Even though the Shintō Musō-ryū was founded by a samurai (Muso Gonnosuke) in the Keichō era (1594–1614) it continues to have a significant influence on policing in the very modern society of Japan. Even today all police officers are trained in Jodo and in every Koban or Police Box you will see a group of Jo’s (4 foot staffs) ready for immediate use.Why has this ancient weapon remained so much in use the modern day? What applications does it have and how does its training enhance modern combat methods? Indeed how does a 400 year old school that specialises in old style Japanese weaponry including sword, staff, jutte, kusarigama, tanjo and arresting cord manage to draw many thousands of experienced martial arts adherents to its ranks worldwide?

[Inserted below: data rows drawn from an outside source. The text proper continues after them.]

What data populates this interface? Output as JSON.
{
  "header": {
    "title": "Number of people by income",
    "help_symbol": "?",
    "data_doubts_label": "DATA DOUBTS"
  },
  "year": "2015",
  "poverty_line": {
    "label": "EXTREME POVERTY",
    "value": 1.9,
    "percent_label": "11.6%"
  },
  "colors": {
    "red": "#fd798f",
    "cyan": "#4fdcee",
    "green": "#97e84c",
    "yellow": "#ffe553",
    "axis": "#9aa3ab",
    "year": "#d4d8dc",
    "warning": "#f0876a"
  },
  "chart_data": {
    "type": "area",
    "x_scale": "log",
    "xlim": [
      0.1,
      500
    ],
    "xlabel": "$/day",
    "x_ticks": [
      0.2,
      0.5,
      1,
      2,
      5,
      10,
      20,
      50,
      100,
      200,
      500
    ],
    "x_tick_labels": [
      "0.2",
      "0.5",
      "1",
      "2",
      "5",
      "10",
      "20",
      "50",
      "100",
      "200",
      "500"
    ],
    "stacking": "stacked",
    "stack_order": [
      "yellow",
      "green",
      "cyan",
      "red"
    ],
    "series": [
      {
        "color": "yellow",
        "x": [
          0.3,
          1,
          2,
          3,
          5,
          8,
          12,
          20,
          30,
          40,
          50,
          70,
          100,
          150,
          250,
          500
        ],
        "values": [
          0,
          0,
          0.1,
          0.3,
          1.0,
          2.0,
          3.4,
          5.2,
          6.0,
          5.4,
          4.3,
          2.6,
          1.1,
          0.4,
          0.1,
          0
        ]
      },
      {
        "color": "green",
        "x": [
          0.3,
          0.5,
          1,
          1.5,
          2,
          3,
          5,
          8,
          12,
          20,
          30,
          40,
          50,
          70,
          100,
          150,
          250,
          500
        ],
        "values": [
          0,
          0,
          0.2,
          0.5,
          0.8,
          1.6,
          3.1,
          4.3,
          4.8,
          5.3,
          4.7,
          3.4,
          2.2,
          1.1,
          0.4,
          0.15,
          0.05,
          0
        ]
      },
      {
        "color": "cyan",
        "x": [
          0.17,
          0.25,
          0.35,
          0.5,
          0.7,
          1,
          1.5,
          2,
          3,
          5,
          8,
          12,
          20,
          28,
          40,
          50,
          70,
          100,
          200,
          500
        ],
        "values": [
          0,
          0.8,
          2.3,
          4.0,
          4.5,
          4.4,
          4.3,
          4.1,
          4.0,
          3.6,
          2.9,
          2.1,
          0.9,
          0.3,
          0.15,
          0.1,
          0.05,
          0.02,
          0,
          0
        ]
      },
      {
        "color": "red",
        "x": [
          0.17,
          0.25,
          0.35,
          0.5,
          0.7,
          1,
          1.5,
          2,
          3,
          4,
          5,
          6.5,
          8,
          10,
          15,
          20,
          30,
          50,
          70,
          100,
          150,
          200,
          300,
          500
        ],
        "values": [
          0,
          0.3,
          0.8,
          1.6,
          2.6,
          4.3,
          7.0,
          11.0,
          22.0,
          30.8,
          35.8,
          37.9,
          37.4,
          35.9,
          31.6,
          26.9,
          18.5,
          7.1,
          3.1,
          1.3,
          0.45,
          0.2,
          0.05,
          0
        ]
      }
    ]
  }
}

These are difficult questions for people unfamiliar with the world of Kobudo (Old martial ways) to answer. The Ryu (school) developed at a time when personal and battlefield combat still found many opportunities to occur. Proficiency in an art or techniques that allowed a person to be victorious in this type of man to man combat was paramount. When a combatant entered into this type of battle he knew very well that he had only a 33% chance of attaining that illusive victory. He could win, his opponent could win… or they both could perish. Combat with swords, staff, spear and similar weapons allows for neither error nor hesitation.

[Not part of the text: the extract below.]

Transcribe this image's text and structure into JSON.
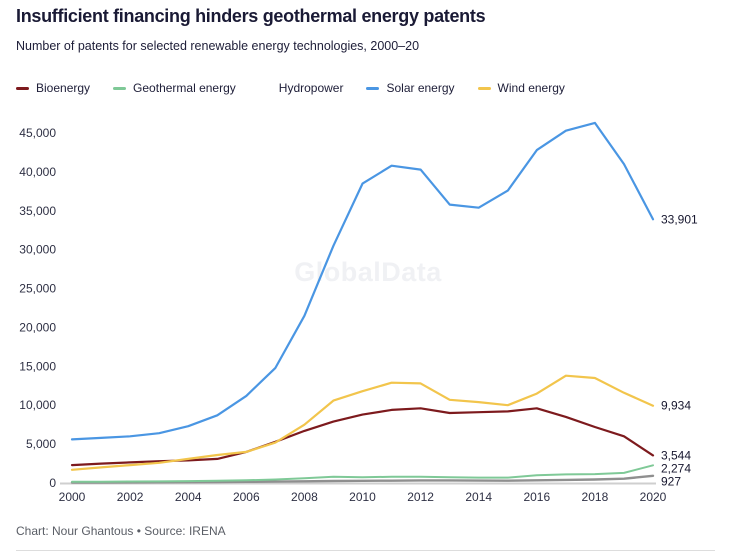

Perhaps this is part of its attraction today and accounts for why many of the students have experience in unarmed martial arts also. My own teacher, Nishioka Tsuneo Sensei described the idea of combining unarmed and armed martial study as being ‘two wheels on the one cart’… with only one wheel we may travel in circles.

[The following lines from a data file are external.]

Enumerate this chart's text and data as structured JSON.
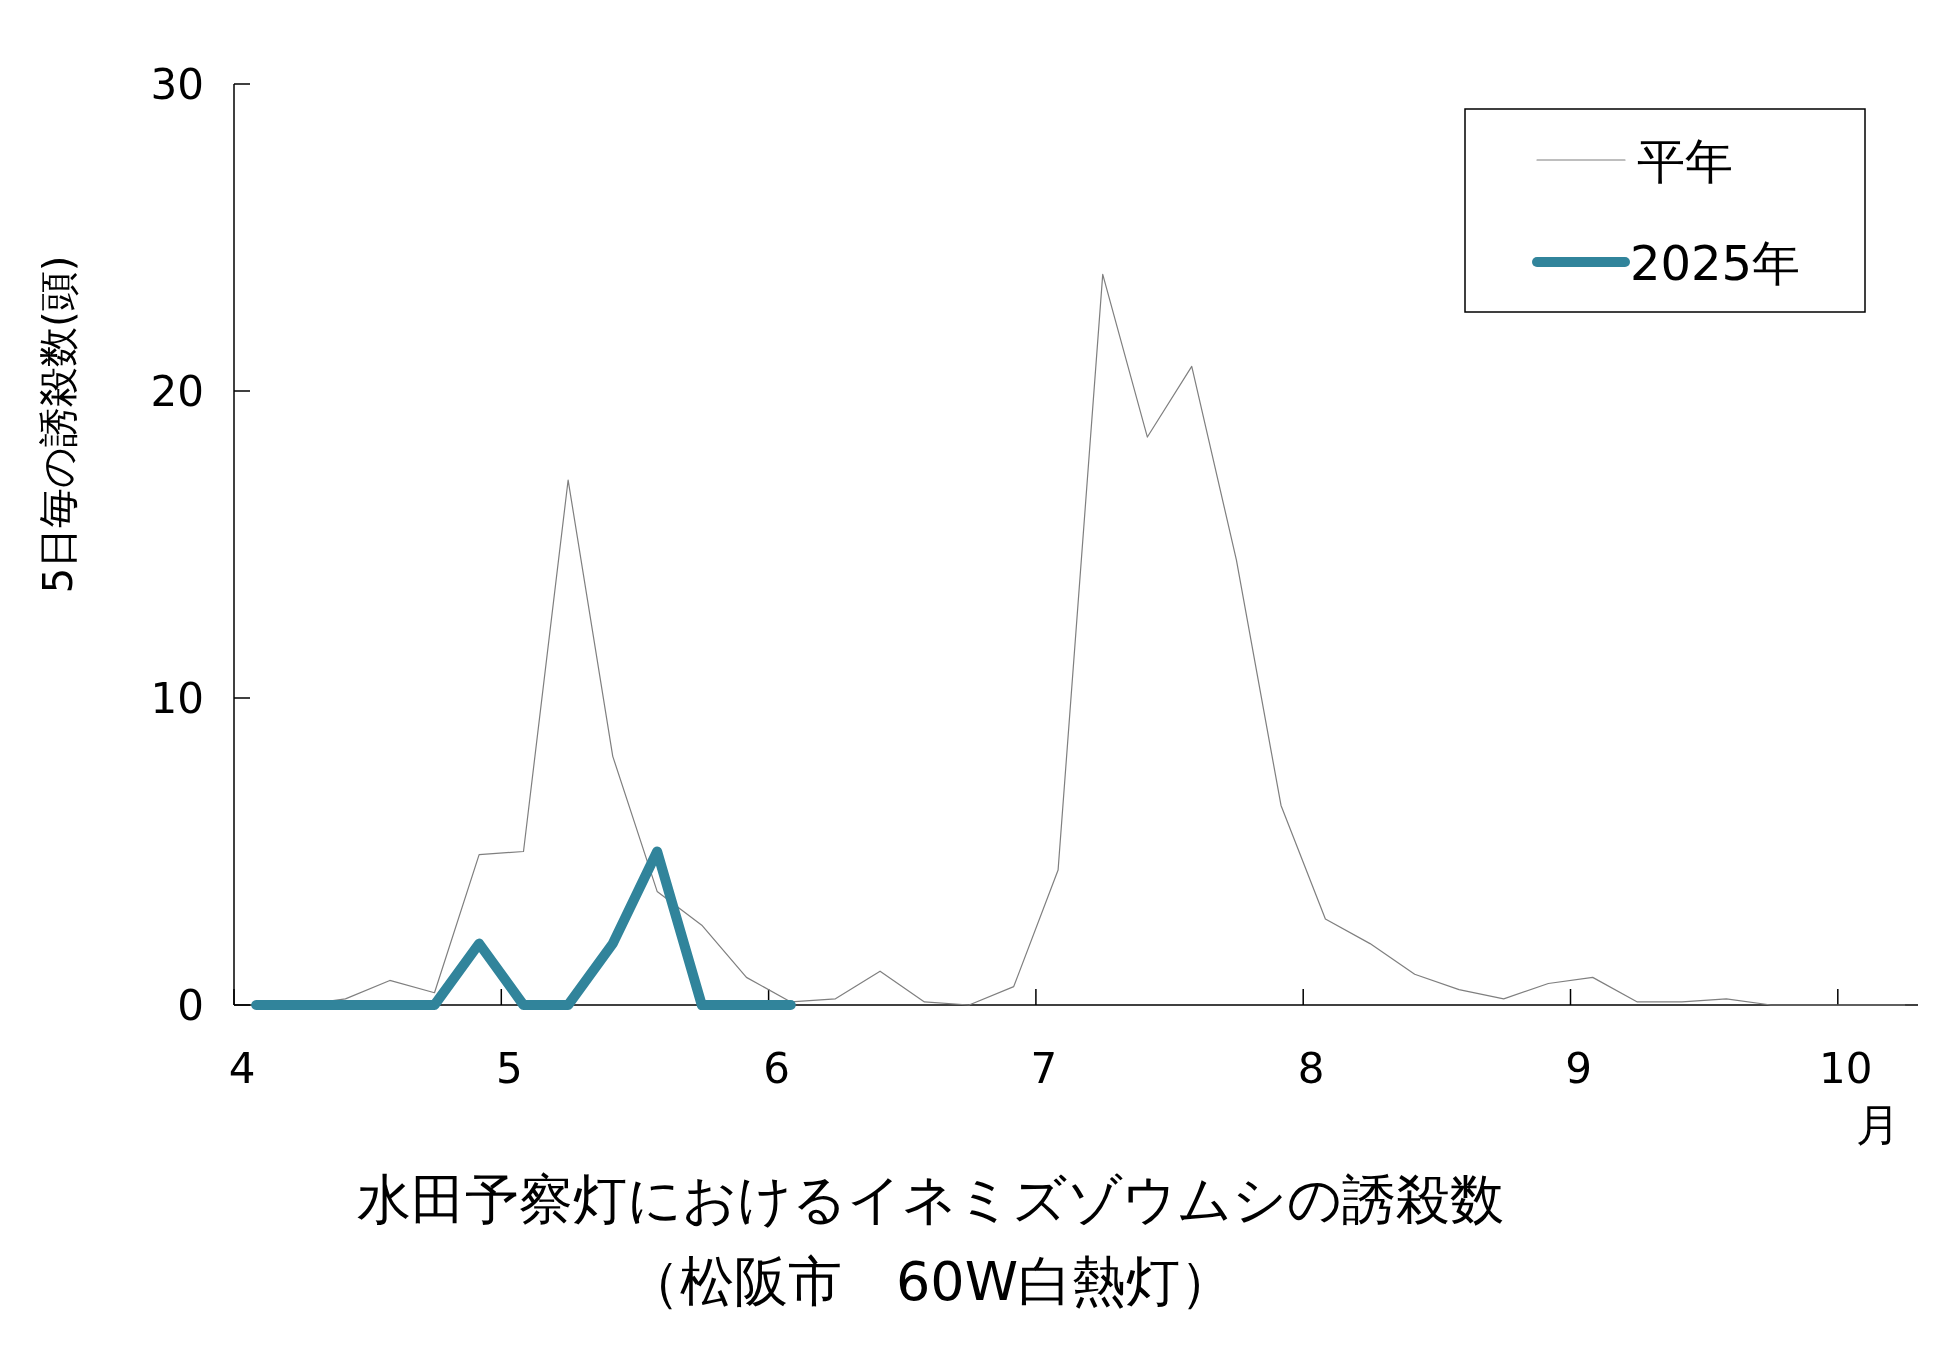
{
  "chart_data": {
    "type": "line",
    "title": "水田予察灯におけるイネミズゾウムシの誘殺数",
    "subtitle": "（松阪市　60W白熱灯）",
    "ylabel": "5日毎の誘殺数(頭)",
    "xlabel": "月",
    "xlim": [
      4,
      10.3
    ],
    "xticks": [
      4,
      5,
      6,
      7,
      8,
      9,
      10
    ],
    "ylim": [
      0,
      30
    ],
    "yticks": [
      0,
      10,
      20,
      30
    ],
    "legend": "top right",
    "series": [
      {
        "name": "平年",
        "color": "#7f7f7f",
        "x": [
          4.083,
          4.25,
          4.417,
          4.583,
          4.75,
          4.917,
          5.083,
          5.25,
          5.417,
          5.583,
          5.75,
          5.917,
          6.083,
          6.25,
          6.417,
          6.583,
          6.75,
          6.917,
          7.083,
          7.25,
          7.417,
          7.583,
          7.75,
          7.917,
          8.083,
          8.25,
          8.417,
          8.583,
          8.75,
          8.917,
          9.083,
          9.25,
          9.417,
          9.583,
          9.75,
          9.917,
          10.083,
          10.25
        ],
        "values": [
          0,
          0,
          0.2,
          0.8,
          0.4,
          4.9,
          5.0,
          17.1,
          8.1,
          3.7,
          2.6,
          0.9,
          0.1,
          0.2,
          1.1,
          0.1,
          0,
          0.6,
          4.4,
          23.8,
          18.5,
          20.8,
          14.5,
          6.5,
          2.8,
          2.0,
          1.0,
          0.5,
          0.2,
          0.7,
          0.9,
          0.1,
          0.1,
          0.2,
          0,
          0,
          0,
          0
        ]
      },
      {
        "name": "2025年",
        "color": "#31849b",
        "x": [
          4.083,
          4.25,
          4.417,
          4.583,
          4.75,
          4.917,
          5.083,
          5.25,
          5.417,
          5.583,
          5.75,
          5.917,
          6.083
        ],
        "values": [
          0,
          0,
          0,
          0,
          0,
          2,
          0,
          0,
          2,
          5,
          0,
          0,
          0
        ]
      }
    ]
  }
}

There are two distinct differences between the practice of modern combat sports and Kobudo. The first is that in Kobudo the primary training method is Kata… a pre-arranged sequence of increasingly complex movements practiced in pairs. Now a days most teachers and styles try to find a balance between Kata practice and freestyle practice OR kata practice is conducted as a solo affair OR Kata is rejected as a valid method altogether in favour of freestyle practice only. Such a direction is usually justified by the interesting assertion that only freestyle practice develops real world skills. (This is such a spurious argument that it barely warrants comment. We do not learn any language, skill or sport in a real world setting. Contrived environments are established and we slowly graduate to be able to test & apply the skills learned in a true real world setting as opposed to a ring or dojo.) Nishioka Sensei’s explanation was that kata and free practices are not opposing options… rather they are two points on the same road and only the former can lead to the latter.
The second difference is that during training the teacher takes the role of the attacker (uchidachi / uke / nage) and hence the person who is defeated in the kata. At a time when the emphasis has shifted firmly in modern arts including Aikido to the role of the defender as the winner (shidachi /shitei / tori), this constitutes a very considerable difference. The attacker establishes all the conditions to which and within which the defender must respond and only the attacker can provide correct feedback from a position of immense experience. The fact is that in armed training such as SMR, if the attacker is not fully competent the defender cannot possibly learn the art correctly. The big things can go awry very quickly let alone the subtle nuances. I recall my teacher observing a training session and saying “I don’t know where to start. They know everything… but it is all wrong!”